Parfum de misère à Bamako

L’historienne Adame Ba Konaré s’est lancée dans la fiction pour attirer l’attention sur la fracture sociale qui déchire un pays comme le Mali.

Publié le 22 mai 2006 Lecture : 3 minutes.

Dis-moi ce que tu sens, je te dirai qui tu es. Comme elle connaît bien le monde des parfums, auxquels elle a consacré son précédent ouvrage*, l’historienne malienne Adame Ba Konaré a puisé avec talent dans le registre des odeurs pour décrire les contrastes sociaux dans l’Afrique contemporaine. Dans Quand l’ail se frotte à l’encens, son premier roman, dont l’action se situe dans une ville qui ne peut être que Bamako, elle campe deux univers qui se font face et finiront par s’entrechoquer. D’un côté, les nantis, représentés par Fatim, l’épouse d’un gros négociant, ainsi que par la femme et la fille de Mamadou Séméga, le « patron de la ville », autrement dit un personnage important de la nomenklatura. De l’autre côté, les Diarra, une famille de misérables, dont la survie est assurée par la décharge publique sur laquelle elle s’est établie (voir l’extrait).
Pendant que les uns triment au milieu des déchets, baignant en permanence dans les effluves pestilentiels pour en récupérer ce qui peut l’être, les autres tuent le temps en frivolités mondaines et en bavardages insipides. Chez les riches, les femmes n’ont d’autre préoccupation que leur apparence, dépensant des fortunes en vêtements et en produits de beauté. Et en parfums, outils de séduction par excellence. Il faut lire par exemple quel soin madame Séméga met à préparer ses compositions à partir de mille et un ingrédients (encens, myrrhe, cypérus, saghine) souvent importés de l’étranger à prix d’or.
Les deux mondes viendront à se rencontrer par l’entremise de Dianguina, l’un des enfants de la tribu des Diarra, qui, à force de volonté et animé par une haine féroce des riches, réussira à poursuivre de brillantes études et à se faire une place dans la société.

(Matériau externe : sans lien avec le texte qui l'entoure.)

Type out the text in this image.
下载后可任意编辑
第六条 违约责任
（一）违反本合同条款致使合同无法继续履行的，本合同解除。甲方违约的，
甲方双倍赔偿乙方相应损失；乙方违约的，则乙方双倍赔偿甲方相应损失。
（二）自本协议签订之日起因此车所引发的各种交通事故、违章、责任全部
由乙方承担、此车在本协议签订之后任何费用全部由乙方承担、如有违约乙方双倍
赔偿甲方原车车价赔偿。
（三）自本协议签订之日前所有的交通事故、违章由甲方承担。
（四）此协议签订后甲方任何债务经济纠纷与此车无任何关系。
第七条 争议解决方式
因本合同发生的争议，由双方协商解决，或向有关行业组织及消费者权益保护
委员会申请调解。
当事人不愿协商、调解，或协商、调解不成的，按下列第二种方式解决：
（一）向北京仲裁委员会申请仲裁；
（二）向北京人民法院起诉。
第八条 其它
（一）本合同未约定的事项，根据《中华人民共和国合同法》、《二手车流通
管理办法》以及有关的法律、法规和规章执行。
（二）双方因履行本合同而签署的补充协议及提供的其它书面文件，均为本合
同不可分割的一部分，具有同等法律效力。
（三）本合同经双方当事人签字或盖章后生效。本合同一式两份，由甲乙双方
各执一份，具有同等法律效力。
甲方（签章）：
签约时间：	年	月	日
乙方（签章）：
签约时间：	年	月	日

Jusqu’à pouvoir entrer dans la vie de Safi, la fille des Séméga, qu’il ne tardera pas à séduire avant de lui faire un enfant.
Et puis la petite histoire finira par rejoindre la grande. Nous sommes en 1991, alors que le Mali vit depuis 1968 sous la férule du dictateur Moussa Traoré. La colère gronde au sein de la population bamakoise qui multiplie les manifestations de rue. Devenu l’un des leaders du mouvement de révolte, Dianguina est abattu au cours d’un meeting. De péripétie en péripétie, on découvrira qu’il était apparenté à Seyba Touré, l’un des responsables de la police qui l’a probablement fait tuer.
L’auteure a sans doute voulu rappeler par là qu’un pays comme le Mali n’est qu’une grande famille, ce qui rend d’autant plus insupportable la fracture sociale qui coupe le pays en deux. Ainsi, avec ce roman à l’intrigue habilement menée, Adame Ba Konaré ne fait que poursuivre son travail d’historienne engagée. L’épouse de l’ancien chef de l’État du Mali, aujourd’hui président de la Commission de l’Union africaine, n’a jamais cessé d’uvrer en faveur des catégories les plus fragiles de la société malienne. Militante du mouvement démocratique, aujourd’hui marraine de nombreuses associations à vocation sociale, elle a également créé le Muso Kunda, l’un des rares musées dédiés à la femme en Afrique.
Elle a fait ce détour par la fiction pour, dit-elle, toucher un public plus large que ne peuvent le faire ses travaux universitaires. On imagine facilement un cinéaste s’emparer de son récit. En substituant les couleurs aux parfums.

* Parfums du Mali. Dans le sillage du wusulan, éditions Cauris, 2001.